D) BAD REMEMBRANCES. Albeit the "explanation" in B above is quite naïf, people have accepted it or, better saying: they psychologically NEED to accept it. Starting as Finance Minister in 1994 in the I. Franco's administration and after becoming President on Jan. 1, 1995, FHC has whipped hyperinflation and so is deemed to have "stabilized" the economy with the so called "Real Plan" (real is the name of the new currency, pledged to the US dollar, that overplaced the old cruzeiro). Now in 1998 the official annual inflation rate is practically zero and prices do have been enjoying a stabilization never heard of since the thirties. Only those who have lived under an inflation rate superior to 2,500% per annum, under five currency standard changes in eight years and under a myriad economic salvation plans that led to nowhere are able to know how people staunchly support anything that seems to have been working well for four years.
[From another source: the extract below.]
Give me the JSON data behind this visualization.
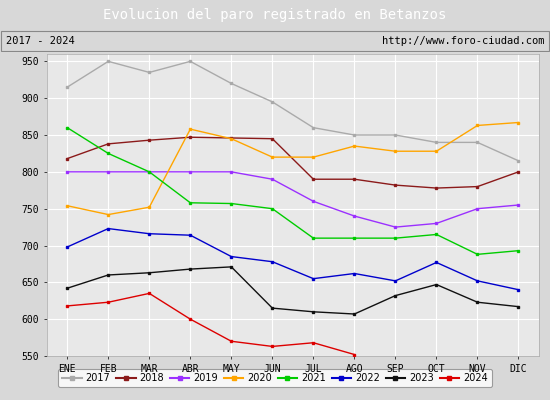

Is there any German citizen around here, by the way?

E) INFO MANIPULATION. Public opinion in Brazil is in a great extent made up by TV, which is private and highly monopolized. The nationwide Globo network, for instance, is one of the biggest radio and TV networks in the world. Subliminar FHC propaganda, however illegal, is in the factious news programs and even in the commercial ads, what is made easier because it is difficult to distinguish what is the information about the acts of the incumbent President (FHC) and his ministers and the acts of FHC as a candidate. Lula and the left are contrariwise subject to adverse coverage or no coverage at all. All the leading daily newspapers and weekly reviews also are in the hands of the same right wing cartels. Debatable public opinion polls are under suspicion since they may demobilize rank and file militants (PT's militancy still is the most productive and disciplined, however in sharp decline) and there are people who tend to follow the apparent winner.

F) GOVERNMENT MISBEHAVIOR. Needless to say that FHC is widely using the federal government facilities to help his campaign in more or less disguised ways, although it is outrightly forbidden by the electoral statute. The federal courts, however being independent from the executive branch of government, are rejecting all judicial suits filed by the opposition parties against such abuse on the grounds of the "beyond any doubt" felony requisiteness. There are growing suspicions of fraud schemes in some cities, although the election is thoroughly computerized.

G) PROPAGANDA OVERFLOOD. There will also be chosen the 27 new states governors (including the governor of the national capital, Brasííia, where PT may win), all the members of the states assemblies, the 513-member federal lower house (equivalent to the House of Representatives in USA) and one third of the federal Senate. Although there is a mandatory time for political propaganda in TV and radio it is not sufficient at all to know the candidates and their plans, even considering that TV transmissions are broadcasted to each state separately. FHC has successfully avoided the living debate in TV and radio. People get satured of political propaganda and tend to switch their sets off. There are about 25,000 candidates all over the country and so people get confused, because they must cast their ballots according to the candidate (not the party).

H) DISTRESSING INTERNAL PARTY WARFARE. PT internal quarrels look like those of the social democratic parties before World War I. Better saying: the old German SD, since it has nowadays an encumbering bureaucracy. PT is splitting (since 1985 !) in at least two factions: an anticapitalist wing and the social democratic one. This latter is in control of the campaign and it behaves quite cautiously as not to arise the fears of the middle classes against socialism, communism and the alike (although a good part of the middle classes vote PT). They even tried to overplace the red star of PT and its red flag with totally white ones, but were compelled to get back the red color under both internal pressure and the pressure of the allied parties. The encumbering right wing of PT fears like the devil to be called "radicals", "extremists", "atheistics" and so on. Anyhow, they are not convincing to their target constituency. It is this right wing that is most "stuck on the horns of a dilemma", as Louis Proyect said pretty well.